By 1900, 20,000 Blacks owned businesses in the U.S. despite hurdles put in the way.
The National Negro Business League was formed to meet and deliberate at conventions, show each other that they could thrive in the capitalist economy they found themselves if they applied their skills.
Such business owners became anchors of black communities in the north and south including Memphis, Tennessee.
Historian, Paula Giddings submitted that “blacks were on the way to becoming first class citizens.”
Thomas Morse was one of such men who owned the Peoples Grocery Store in Memphis. It was a co-op “cooperative society” owned by at least 10 African-American citizens in the town. While a town with such enterprising people will be happy for it, Michelle Duster, author of ‘Descendent of Ida B. Wells’ rendered that blacks were rather viewed as a constant threat. In Mr. Morse’s community, another grocery store was being run by a white, William Berret.
In March of 1892, fearful and jealous of the success of the Peoples Grocery, Berret instigated a mob attack on his competition. Men came in the middle of the night and dragged him out. He would be arrested and sent to the jail and then taken about a mile out north, tortured alongside men from the grocery store and shot dead.
Local journalist and close friend, Ida B. Wells will note that the lynching of Morse “exposed me to lynching. It was an excuse to get rid of Negroes acquiring wealth and property and thus keep the race terrorized.”
Lynching was sweeping across the nation such that in 1892 alone, 161 Blacks had been lynched and given the glee with which the press owned by white men published such stories plus the supposed guilt of the Blacks, Ms. Wells decided to investigate.
Wells launched a national investigation which found that lynching was typically motivated by white resentment of Black economic competition.
When she published the report, her life came under threat. A mob destroyed her Memphis Free Speech newspaper office lying in wait to lynch her on her return. Wells had travelled to Philadelphia at the time.
With the threat, she chose not to return to Memphis. In 1893, a year after she fled, she delivered a blistering speech at the Chicago World’s Fair.
Before a packed house, she condemned racism in mainstream press.

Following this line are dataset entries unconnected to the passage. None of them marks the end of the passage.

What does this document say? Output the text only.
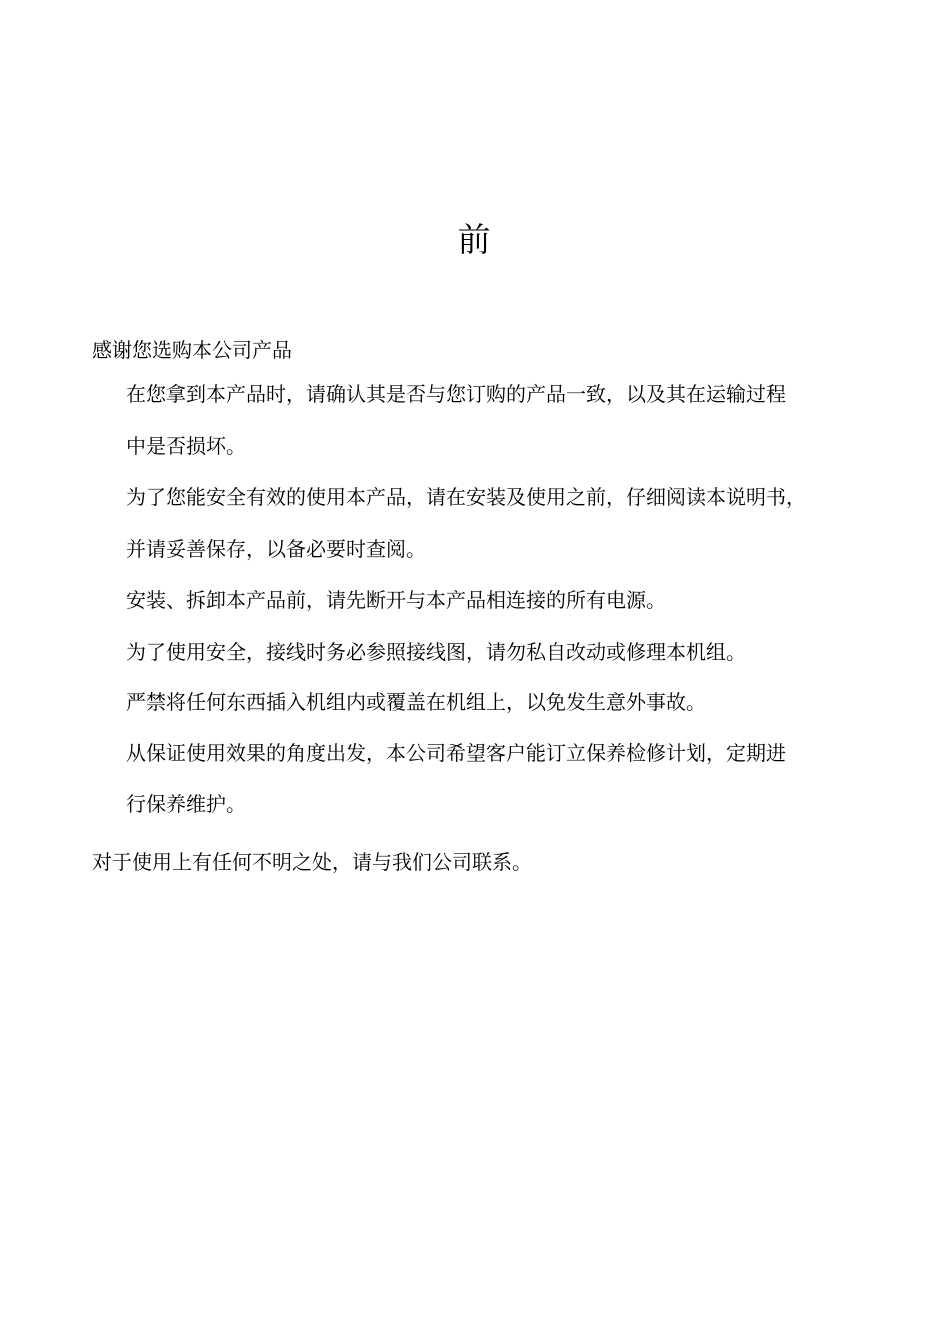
前
感谢您选购本公司产品
在您拿到本产品时，请确认其是否与您订购的产品一致，以及其在运输过程
中是否损坏。
为了您能安全有效的使用本产品，请在安装及使用之前，仔细阅读本说明书，
并请妥善保存，以备必要时查阅。
安装、拆卸本产品前，请先断开与本产品相连接的所有电源。
为了使用安全，接线时务必参照接线图，请勿私自改动或修理本机组。
严禁将任何东西插入机组内或覆盖在机组上，以免发生意外事故。
从保证使用效果的角度出发，本公司希望客户能订立保养检修计划，定期进
行保养维护。
对于使用上有任何不明之处，请与我们公司联系。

Establishing that the men who send other men to actually lynch Blacks were those who owned the telegraph wires, newspapers and other communication with the outside world.
She added these same men write the reports which justify lynching which is accepted by the world without questions.
Then there is the May 31, 1921 destruction of Tulsa’s Black Wall Street by a white mob.
White Tulsans then attacked the Greenwood neighborhood for two days. Smithsonian Magazine reported the mob destroyed 35 blocks and killed almost 300 Black people. White rioters, aided by city government and the National Guard “were deputized and handed weapons” to carry out the massacre.
Greenwood had restaurants, furriers, jewelry stores and hotels earning its Wall Street nickname but the wealth infuriated White residents and business owners, and their anger exploded with the attack under the pretest that a white lady had been raped by a Black.
A look at the lynching acts against Blacks by white mob often are initiated with a claim that a white had been raped, assaulted, beaten or killed but history has recorded many instances where the supposed victims recanted their story decades later. The woman who claimed Emmett Till flirted and held her confessed 60 years later that the poor lad just bought a sweet at her shop.
Tulsa’s black district destruction came from private planes commissioned either by the city or White business owners which bombed Greenwood, making Well’s argument that beyond the rape and assault allegations, the real motivation for lynching is to curtail economic advancement of Blacks. Even now, African-Americans continue to be lynched (kill without legal sanction) with the police leading the pack while the prison industrial complex swallows up many innocent people.